In most industries, you launch a product, gather feedback, iterate, maybe launch a new version six months later (when you’re good), and hope it solves the problem. By the time it reaches the customer who gave the original feedback, other problems have come up and nobody really cares so much.
But hospitality isn’t like that. Hospitality is live. In-person.

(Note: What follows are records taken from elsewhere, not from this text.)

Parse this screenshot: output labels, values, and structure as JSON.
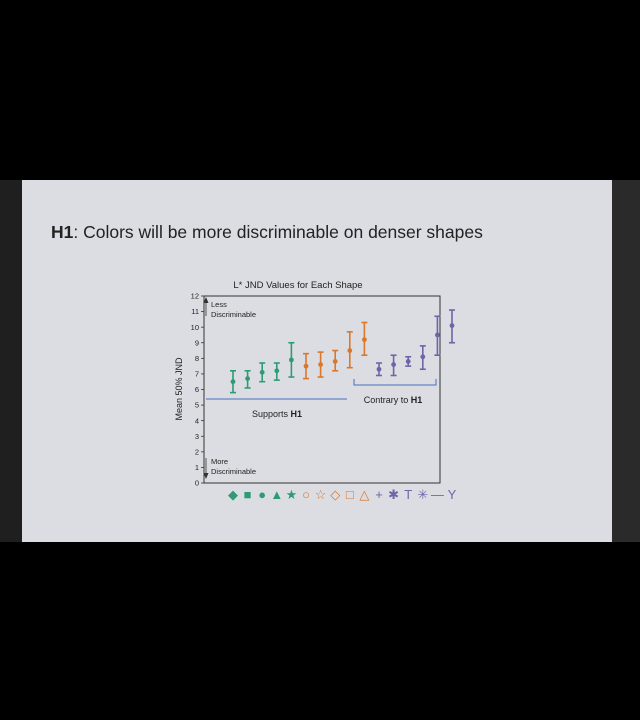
{
  "slide": {
    "title_bold": "H1",
    "title_rest": ": Colors will be more discriminable on denser shapes"
  },
  "colors": {
    "green": "#2e9b73",
    "orange": "#d9782d",
    "purple": "#6f64a8",
    "bracket": "#4a6fc0"
  },
  "chart_data": {
    "type": "scatter",
    "title": "L* JND Values for Each Shape",
    "xlabel": "",
    "ylabel": "Mean 50% JND",
    "ylim": [
      0,
      12
    ],
    "y_ticks": [
      0,
      1,
      2,
      3,
      4,
      5,
      6,
      7,
      8,
      9,
      10,
      11,
      12
    ],
    "grid": false,
    "annotations": {
      "top": [
        "Less",
        "Discriminable"
      ],
      "bottom": [
        "More",
        "Discriminable"
      ],
      "supports_pre": "Supports ",
      "supports_bold": "H1",
      "contrary_pre": "Contrary to ",
      "contrary_bold": "H1"
    },
    "points": [
      {
        "shape": "◆",
        "group": "green",
        "mean": 6.5,
        "low": 5.8,
        "high": 7.2
      },
      {
        "shape": "■",
        "group": "green",
        "mean": 6.7,
        "low": 6.1,
        "high": 7.2
      },
      {
        "shape": "●",
        "group": "green",
        "mean": 7.1,
        "low": 6.5,
        "high": 7.7
      },
      {
        "shape": "▲",
        "group": "green",
        "mean": 7.2,
        "low": 6.6,
        "high": 7.7
      },
      {
        "shape": "★",
        "group": "green",
        "mean": 7.9,
        "low": 6.8,
        "high": 9.0
      },
      {
        "shape": "○",
        "group": "orange",
        "mean": 7.5,
        "low": 6.7,
        "high": 8.3
      },
      {
        "shape": "☆",
        "group": "orange",
        "mean": 7.6,
        "low": 6.8,
        "high": 8.4
      },
      {
        "shape": "◇",
        "group": "orange",
        "mean": 7.8,
        "low": 7.2,
        "high": 8.5
      },
      {
        "shape": "□",
        "group": "orange",
        "mean": 8.5,
        "low": 7.4,
        "high": 9.7
      },
      {
        "shape": "△",
        "group": "orange",
        "mean": 9.2,
        "low": 8.2,
        "high": 10.3
      },
      {
        "shape": "+",
        "group": "purple",
        "mean": 7.3,
        "low": 6.9,
        "high": 7.7
      },
      {
        "shape": "✱",
        "group": "purple",
        "mean": 7.6,
        "low": 6.9,
        "high": 8.2
      },
      {
        "shape": "T",
        "group": "purple",
        "mean": 7.8,
        "low": 7.5,
        "high": 8.1
      },
      {
        "shape": "✳",
        "group": "purple",
        "mean": 8.1,
        "low": 7.3,
        "high": 8.8
      },
      {
        "shape": "—",
        "group": "purple",
        "mean": 9.5,
        "low": 8.2,
        "high": 10.7
      },
      {
        "shape": "Y",
        "group": "purple",
        "mean": 10.1,
        "low": 9.0,
        "high": 11.1
      }
    ]
  }
}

Immediate.
A friend who worked at a hotel front desk recently told me how he’d try to predict guests’ names from flight details before they arrived. He’d prepare the check-in, guess the names, and welcome them as they stepped out of the taxi. Most of the time, he got it right—and the guests were floored. That moment of surprise, that little spark of magic, took seconds to deliver and created lasting joy.
You don’t need to redesign your entire product line to make someone’s rainy day better. Send a bottle of champagne to the room and say, “We’re sorry the weather wasn’t great, we hope this makes up for it.” It takes 5 minutes and changes everything.
And these moments add-up. Every shift, every day, you get dozens of chances to make someone’s day better, sometimes by simply smiling. That’s a feedback loop no algorithm can replicate.
Now here’s the interesting bit: it’s not just the guests who get happier. You do too. The feedback loop works both ways. Making someone else feel better is a proven path to personal satisfaction. You see the impact of your actions. You experience their gratitude. As a GM you go home exhausted, but fulfilled.
Technology can help (and must) with real-time analytics, personalization, but it still can’t match the human immediacy of hospitality. While everything is becoming more digital and disconnected, hospitality has something deeply human to teach us: happiness isn’t an NPS score, it is what humans bring to others.
And this is why I love this industry.